Just a caveat: we were using Highcharts for a prototype data analysis tool with sensitive data; unbeknownst to us, the export/print feature builtin to Highcharts actually ships the data back to highcharts.com to be rendered into the final output. Big no-no with the data we were dealing with, we ended up having to disable that feature.


That's interesting. I have yet to have any issues with D3 working in IE8 and above. Don't really care about anything below that but so long as it support SVG I would imagine it works.

And I've also found HighCharts extremely limiting. I ended up having to break things in HighCharts to meet some requirements. Granted that's a project problem not a HC problem, but D3 made much more sense for me.

To each their own :)


Let me be clear...for my own personal projects and works, D3 is the way to go. It makes the most sense for the crazy ideas I have, and from my limited perspective, just seems to be the best API among all viz libraries.

But in the domain of common chart type that areperfectly serviceable, clear, and customizable...there's not much choice. Google Charts seems like an easy win because hey, it's Google. It'll definitely be around for at least a few years, as it seems to be the dogfood tool for Fusion tables and other Google products.

But other than that, there's not much else that seems to be widely adopted. Raphael is more of a visualization library and seems to be going by the wayside after D3. Highcharts, in this context, seems to be an all-out winner compared to Google Charts, and against most of the D3-chart-wrappers that I've seen so far (Rickshaw, nvd3, etc).


Have you looked at bokeh? http://bokeh.pydata.org/plot_gallery/burtin_example.html

Note: I'm a core dev on bokeh.


I've heard of it but thought it was for the domain of python development...which is not a downside, per se, but doesn't always fit the project requirements of "here's some data, now throw some javascript on a page and show that data"


Highcharts is ideal if you don't have anything fancy going on anywhere close to your charts. The moment you do, it starts to go to pieces.

Also, the source code feels like an Escher painting. :( That was actually the first time I started wondering if I should find an IDE for Javascript.


There's nothing wrong with that at all. d3 is a visualization library, and if you want common charts, there are many options available.
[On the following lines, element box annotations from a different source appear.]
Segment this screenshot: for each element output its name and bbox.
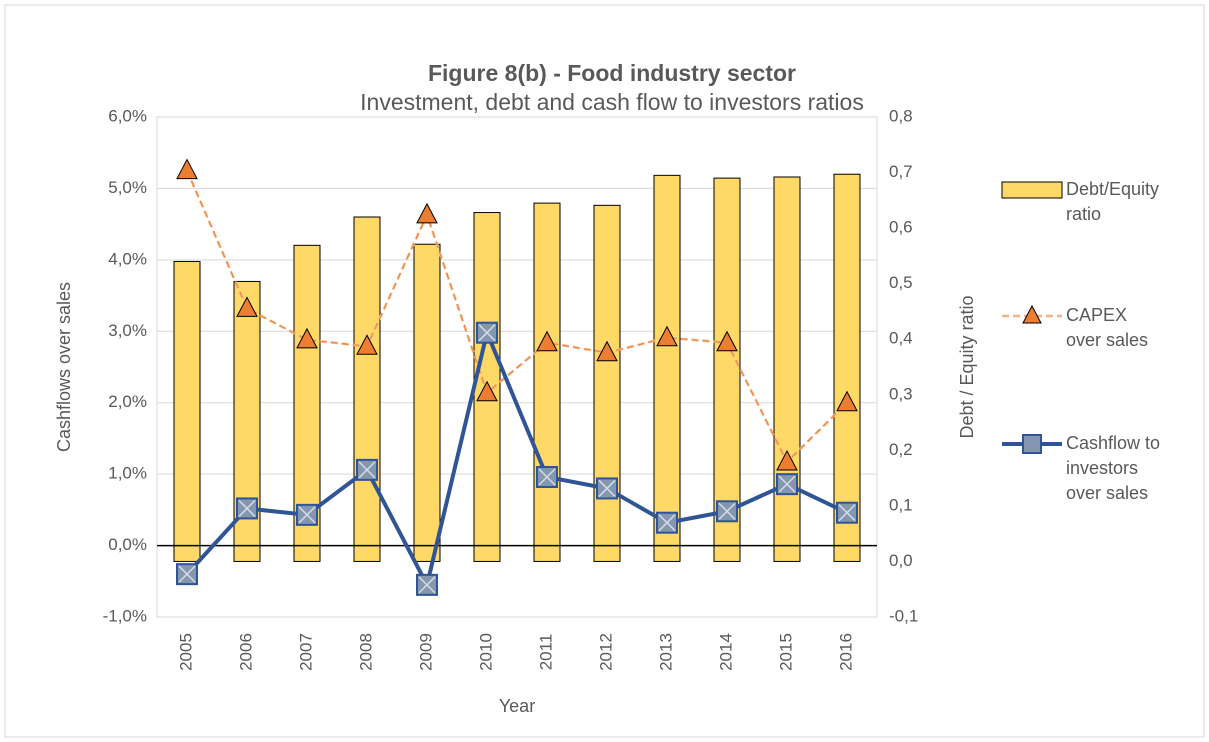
legend-label: CAPEX over sales [1066,305,1149,350]
plot-frame [156,116,878,618]
point-marker-cross [718,502,736,520]
x-tick-label: 2007 [296,633,315,671]
y-tick-label: 2,0% [108,392,147,411]
chart-title: Figure 8(b) - Food industry sector [428,60,796,86]
y-tick-label: 4,0% [108,249,147,268]
point-marker [476,380,498,402]
legend-marker [1022,434,1042,454]
bar [593,204,621,562]
bar [413,243,441,562]
point-marker-cross [238,499,256,517]
point-marker [176,158,198,180]
y-tick-label: 6,0% [108,106,147,125]
point-marker-cross [418,576,436,594]
point-marker [296,327,318,349]
legend-label: Cashflow to investors over sales [1066,433,1161,503]
chart-subtitle: Investment, debt and cash flow to invest… [360,89,864,115]
y2-tick-label: 0,4 [889,329,913,348]
point-marker-cross [358,461,376,479]
y2-tick-label: 0,6 [889,218,913,237]
x-tick-label: 2012 [596,633,615,671]
y-axis-label: Cashflows over sales [54,282,74,452]
legend-marker [1022,304,1042,324]
y-tick-label: -1,0% [103,606,147,625]
bar [773,176,801,562]
point-marker [596,340,618,362]
point-marker [536,330,558,352]
x-tick-label: 2013 [656,633,675,671]
point-marker-cross [598,479,616,497]
y2-tick-label: -0,1 [889,606,918,625]
bar [713,177,741,562]
x-tick-label: 2016 [836,633,855,671]
y-tick-label: 1,0% [108,464,147,483]
point-marker [236,296,258,317]
point-marker [836,390,858,412]
point-marker [656,325,678,347]
point-marker [356,334,378,355]
x-tick-label: 2005 [176,633,195,671]
bar [653,174,681,562]
y2-tick-label: 0,1 [889,495,913,514]
y2-tick-label: 0,8 [889,106,913,125]
x-tick-label: 2009 [416,633,435,671]
point-marker [716,330,738,352]
x-tick-label: 2014 [716,633,735,671]
y2-tick-label: 0,0 [889,551,913,570]
x-tick-label: 2015 [776,633,795,671]
series-line-inner [186,170,848,463]
y-tick-label: 3,0% [108,321,147,340]
bar [833,173,861,562]
legend-swatch [1001,181,1063,199]
y2-axis-label: Debt / Equity ratio [957,295,977,438]
point-marker-cross [298,506,316,524]
bar [173,260,201,562]
x-tick-label: 2008 [356,633,375,671]
y-tick-label: 0,0% [108,535,147,554]
bar [533,202,561,562]
x-tick-label: 2010 [476,633,495,671]
x-tick-label: 2006 [236,633,255,671]
point-marker-cross [838,504,856,522]
y-tick-label: 5,0% [108,178,147,197]
point-marker-cross [538,468,556,486]
point-marker [416,202,438,224]
bar [353,216,381,562]
y2-tick-label: 0,3 [889,384,913,403]
point-marker [776,449,798,471]
y2-tick-label: 0,7 [889,162,913,181]
point-marker-cross [778,475,796,493]
point-marker-cross [658,514,676,532]
y2-tick-label: 0,5 [889,273,913,292]
x-tick-label: 2011 [536,634,555,671]
x-axis-label: Year [499,696,535,716]
y2-tick-label: 0,2 [889,440,913,459]
point-marker-cross [178,565,196,583]
point-marker-cross [478,324,496,342]
legend-label: Debt/Equity ratio [1066,179,1160,224]
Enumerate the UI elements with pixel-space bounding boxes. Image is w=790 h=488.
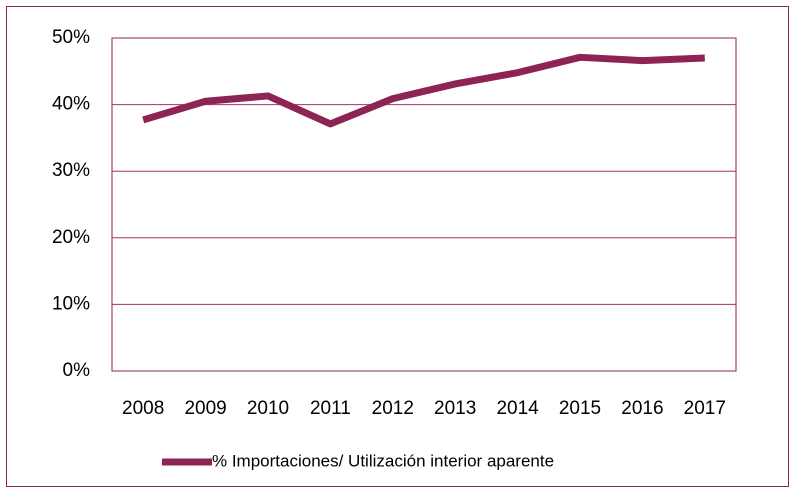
x-tick-label: 2014 xyxy=(496,398,539,419)
y-tick-label: 50% xyxy=(52,27,90,48)
chart-border xyxy=(6,6,789,487)
x-tick-label: 2015 xyxy=(559,398,601,419)
x-tick-label: 2008 xyxy=(122,398,164,419)
legend-label: % Importaciones/ Utilización interior ap… xyxy=(212,451,554,470)
x-tick-label: 2010 xyxy=(247,398,289,419)
x-tick-label: 2017 xyxy=(684,398,726,419)
line xyxy=(142,53,705,128)
x-tick-label: 2016 xyxy=(621,398,663,419)
x-tick-label: 2011 xyxy=(310,398,351,419)
y-tick-label: 20% xyxy=(52,227,90,248)
x-tick-label: 2012 xyxy=(372,398,414,419)
plot-border xyxy=(111,37,737,372)
x-tick-label: 2013 xyxy=(434,398,476,419)
x-tick-label: 2009 xyxy=(184,398,226,419)
y-tick-label: 10% xyxy=(52,293,90,314)
y-tick-label: 40% xyxy=(52,94,90,115)
y-tick-label: 30% xyxy=(52,160,90,181)
y-tick-label: 0% xyxy=(63,360,91,381)
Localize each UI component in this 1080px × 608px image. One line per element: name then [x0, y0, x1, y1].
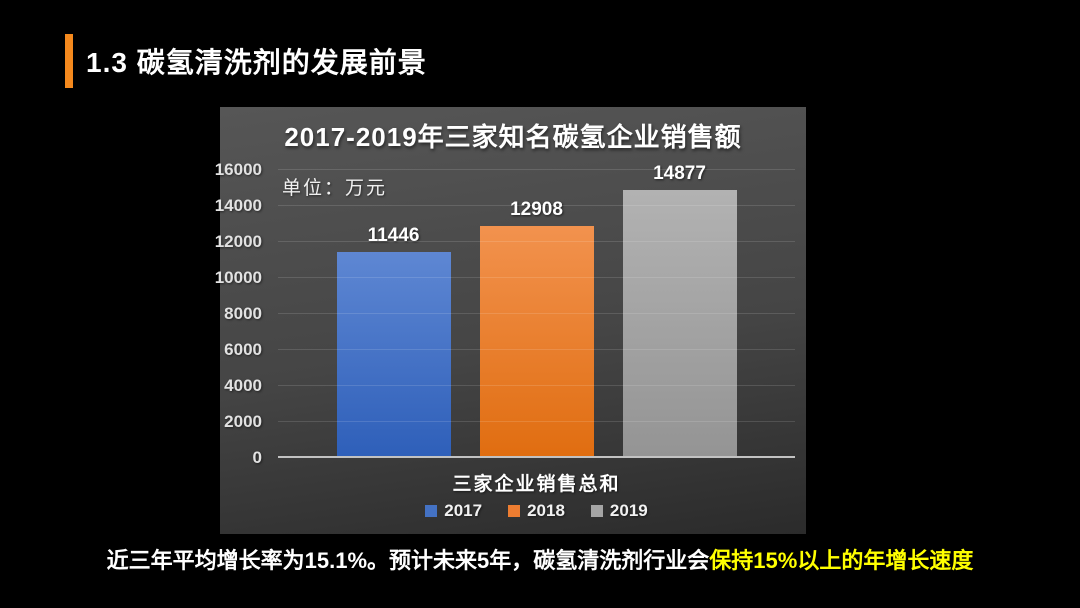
x-axis-line [278, 456, 795, 458]
caption-normal-text: 近三年平均增长率为15.1%。预计未来5年，碳氢清洗剂行业会 [106, 548, 710, 573]
gridline [278, 313, 795, 314]
y-tick-label: 14000 [214, 196, 262, 215]
y-tick-label: 2000 [224, 412, 262, 431]
legend-label: 2017 [444, 501, 483, 520]
bar-2018 [479, 226, 594, 458]
bar-group-2019: 14877 [622, 163, 737, 458]
y-axis-labels: 0 2000 4000 6000 8000 10000 12000 14000 16000 [215, 160, 270, 467]
y-tick-label: 10000 [214, 268, 262, 287]
chart-panel: 2017-2019年三家知名碳氢企业销售额 单位：万元 0 2000 4000 600… [215, 107, 806, 534]
y-tick-label: 16000 [214, 160, 262, 179]
gridline [278, 169, 795, 170]
bar-group-2018: 12908 [479, 199, 594, 458]
x-axis-category-label: 三家企业销售总和 [452, 474, 621, 495]
gridline [278, 277, 795, 278]
legend-swatch-icon [590, 505, 603, 517]
gridline [278, 385, 795, 386]
caption: 近三年平均增长率为15.1%。预计未来5年，碳氢清洗剂行业会保持15%以上的年增… [0, 546, 1080, 576]
bar-2017 [336, 252, 451, 458]
caption-highlight-text: 保持15%以上的年增长速度 [709, 548, 974, 573]
legend-item-2017: 2017 [425, 501, 482, 521]
gridline [278, 421, 795, 422]
legend-label: 2019 [609, 501, 648, 520]
chart-title: 2017-2019年三家知名碳氢企业销售额 [284, 122, 742, 152]
bar-2019 [622, 190, 737, 458]
slide-header: 1.3 碳氢清洗剂的发展前景 [65, 34, 427, 88]
bars: 11446 12908 14877 [278, 163, 795, 458]
gridline [278, 241, 795, 242]
unit-label: 单位：万元 [282, 178, 388, 199]
legend-label: 2018 [527, 501, 565, 520]
plot-area: 11446 12908 14877 [278, 163, 795, 458]
legend: 2017 2018 2019 [278, 501, 795, 521]
accent-bar [65, 34, 73, 88]
y-tick-label: 12000 [214, 232, 262, 251]
legend-item-2019: 2019 [590, 501, 648, 521]
bar-value-label: 12908 [510, 199, 563, 220]
legend-swatch-icon [425, 505, 438, 517]
page-title: 1.3 碳氢清洗剂的发展前景 [86, 47, 427, 78]
y-tick-label: 4000 [224, 376, 262, 395]
legend-item-2018: 2018 [508, 501, 565, 521]
bar-group-2017: 11446 [336, 225, 451, 458]
gridline [278, 205, 795, 206]
y-tick-label: 0 [252, 448, 262, 467]
gridline [278, 349, 795, 350]
bar-value-label: 11446 [367, 225, 420, 246]
y-tick-label: 8000 [224, 304, 262, 323]
y-tick-label: 6000 [224, 340, 262, 359]
bar-value-label: 14877 [653, 163, 706, 184]
legend-swatch-icon [508, 505, 521, 517]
Personally I'm into nvd3 these days for my chart needs.


This is all fine and good because the data isn't changing, but what about when you decide to have updating data?

d3's "main" feature is data-binding, i.e. it associates a set of data to a set of DOM elements, and when the data changes, d3 figures out which DOM elements correspond to disappeared data, which data elements are new to the set , so that you can create new DOM elements, etc.

Ironically in this example, if you were to use d3 it wouldn't really change that much.


Actually, I can think of more common/simpler reasons to use D3 (axis and scaling helpers come to mind).

For updating data, the simplest (not most elegant) way to do it would be to just re-render the whole thing on data change -- which would be trivial to add.

The article isn't advocating not using D3. The point is to learn the concepts with mostly vanilla JS so that one can better utilize a tool like D3 and appreciate the things it gives you, like data-binding.


For updating data, the simplest (not most elegant) way to do it would be to just re-render the whole thing on data change

You are right that it is the simplest way to deal with updating data. But one of the nice parts of D3 is the built in transitions. They make for some eye-popping real-time visualizations!


I agree. This approach with vanilla JS acts as a good bridge to a library like D3. For me, D3 took a little effort to get off the ground but contains some very powerful features.


oh right, those are some pretty strong features too.

I guess it's more that at first glance this seems to be a trivialization of d3's feature-set, which isn't just "some almost finished graphs". I can appreciate something trying to teach people how to do it "by hand" too though.


Surely a bar chart could be made to work in Firefox…


Today's the day I learn that FF doesn't have event.toElement. Fixed.


I believe .toElement is deprecated, the spec says event.relatedTarget.